Simona Guerra commenta il voto di ieri:

Nel dicembre 2013 Demos ha pubblicato un rapporto sull’atteggiamento degli italiani e le istituzioni e la politica, che sottolineava la bassa fiducia nei partiti politici, ultimi con un misero 5.1% fra le istituzioni elencate, mentre la fiducia nei confronti delle istituzioni politiche mostrava un crollo inesorabile e regolare a partire dal 2005.

La bassa affluenza alle elezioni regionali in Emilia Romagna e Calabria viene analizzata come inattesa, ma di certo una affluenza così bassa (37,7%) in Emilia Romagna, la regione roccaforte del PD, dovrebbe portare ad una riflessione più ampia rispetto all’analisi dei risultati elettorali.

Nel 2014 lo scenario politico è certamente cambiato, e come recentemente commentato da Marco Revelli, con un cambiamento della politica, sia in sostanza sia a livello simbolico, con un populismo inedito, che prende i colori del suo ambiente – di governo e non di opposizione, come nel caso del M5s – e con ‘virulenza ed energia’, nelle parole di Revelli.
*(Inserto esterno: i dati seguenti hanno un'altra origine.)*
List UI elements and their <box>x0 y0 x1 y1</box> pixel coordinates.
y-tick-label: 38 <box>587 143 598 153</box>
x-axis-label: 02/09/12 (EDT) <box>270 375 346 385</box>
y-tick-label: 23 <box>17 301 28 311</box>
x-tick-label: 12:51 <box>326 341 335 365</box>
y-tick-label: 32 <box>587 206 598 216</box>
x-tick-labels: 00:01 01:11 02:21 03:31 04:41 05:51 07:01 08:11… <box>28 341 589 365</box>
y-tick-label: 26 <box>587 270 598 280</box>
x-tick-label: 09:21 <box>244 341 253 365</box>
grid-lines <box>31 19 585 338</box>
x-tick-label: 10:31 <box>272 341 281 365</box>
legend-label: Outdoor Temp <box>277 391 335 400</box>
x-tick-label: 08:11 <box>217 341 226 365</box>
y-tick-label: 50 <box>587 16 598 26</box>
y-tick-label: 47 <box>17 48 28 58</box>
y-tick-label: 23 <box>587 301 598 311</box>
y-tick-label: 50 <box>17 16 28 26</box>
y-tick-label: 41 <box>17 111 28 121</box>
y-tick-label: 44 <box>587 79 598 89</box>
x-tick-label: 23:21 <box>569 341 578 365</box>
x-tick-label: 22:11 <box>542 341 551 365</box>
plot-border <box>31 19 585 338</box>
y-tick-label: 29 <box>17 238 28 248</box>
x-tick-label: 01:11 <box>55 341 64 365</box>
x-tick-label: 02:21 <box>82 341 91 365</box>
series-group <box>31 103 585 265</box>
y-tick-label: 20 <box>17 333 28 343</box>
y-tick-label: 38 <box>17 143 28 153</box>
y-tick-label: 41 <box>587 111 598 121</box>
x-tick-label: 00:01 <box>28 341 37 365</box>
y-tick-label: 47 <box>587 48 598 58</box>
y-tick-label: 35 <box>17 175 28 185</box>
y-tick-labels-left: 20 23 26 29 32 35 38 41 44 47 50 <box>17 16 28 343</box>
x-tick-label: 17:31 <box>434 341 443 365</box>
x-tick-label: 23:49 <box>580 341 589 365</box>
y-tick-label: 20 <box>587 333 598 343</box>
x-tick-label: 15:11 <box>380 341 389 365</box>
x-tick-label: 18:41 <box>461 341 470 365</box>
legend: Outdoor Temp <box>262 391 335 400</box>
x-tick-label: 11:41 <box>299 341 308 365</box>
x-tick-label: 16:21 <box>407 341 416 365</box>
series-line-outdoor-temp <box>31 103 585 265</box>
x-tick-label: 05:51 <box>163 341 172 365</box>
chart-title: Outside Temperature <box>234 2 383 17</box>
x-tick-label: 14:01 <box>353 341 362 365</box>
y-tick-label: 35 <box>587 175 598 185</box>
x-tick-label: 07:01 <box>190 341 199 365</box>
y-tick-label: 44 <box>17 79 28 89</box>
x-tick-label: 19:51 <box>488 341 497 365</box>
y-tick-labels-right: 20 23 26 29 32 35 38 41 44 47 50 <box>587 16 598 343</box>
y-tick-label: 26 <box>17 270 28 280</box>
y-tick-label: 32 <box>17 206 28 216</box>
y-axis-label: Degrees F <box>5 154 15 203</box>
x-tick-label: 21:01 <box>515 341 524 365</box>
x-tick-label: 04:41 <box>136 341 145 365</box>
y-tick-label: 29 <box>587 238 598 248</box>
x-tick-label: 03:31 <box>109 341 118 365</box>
C’è la velocità delle proposte, come sottolineato anche più volte da Ilvo Diamanti.

Revelli ne sottolinea la velocità e la virulenza, che arrivano anche nel commento a queste elezioni all’una di notte, ‘Male affluenza, bene risultati: 2-0 netto. 4 regioni su 4 strappate alla dx in 9 mesi. Lega asfalta forza Italia e Grillo. Pd sopra il 40%.’ La Lega ‘asfalta’ Forza Italia e Grillo.

Ma in Emilia Romagna il 61% non ha votato. Più del 50% non ha votato in Calabria. Le analisi sottolineano il voto di opinione non mobilizzato, l’assenza di elezioni in altre regioni o a livello nazionale, o locale. In particolare, è interessante guardare alla politica proposta e alle realtà regionali. Se nelle regionali in Emilia Romagna le recenti vicende possono aver segnato la bassa affluenza, è importante guardare alla fluidità del ‘mercato elettorale’, come sottolineato da Diamanti in un contributo di qualche anno fa, guardando alla ‘sordità delle oligarchie’.

Sordità che pare ripetersi nel sottolineare un successo che si fatica a cogliere. Il rinnovamento ha preso la forma di un governo dove destra e sinistra governano insieme, dove il M5s ha dimostrato di saper contestare, ma essere meno capace nelle proposte e nel saper costruire alleanze, e la Lega guadagna con un codice linguistico già usato oltralpe.

Ne pare ancora una volte uscire un Paese sospeso e spaesato in attesa di una proposta alternativa e credibile, sia per governare sia per rappresentare.

Non serve ribadire il successo, e non sembra giovare la contapposizione all’altro, l’asserzione del proprio pensiero senza interagire se non in una contrapposizione avversa.

Quando poi la contrapposizione avviene, questa svilisce l’avversario o lo si attacca. Si evita il dialogo. Si parla di futuro e si rottama il passato. Si parla di democrazia 2.0, ma non si fanno proposte e non si cercano alleanze.

E la politica manca ancora di dialogo e le proposte perdono il presente, e gli elettori.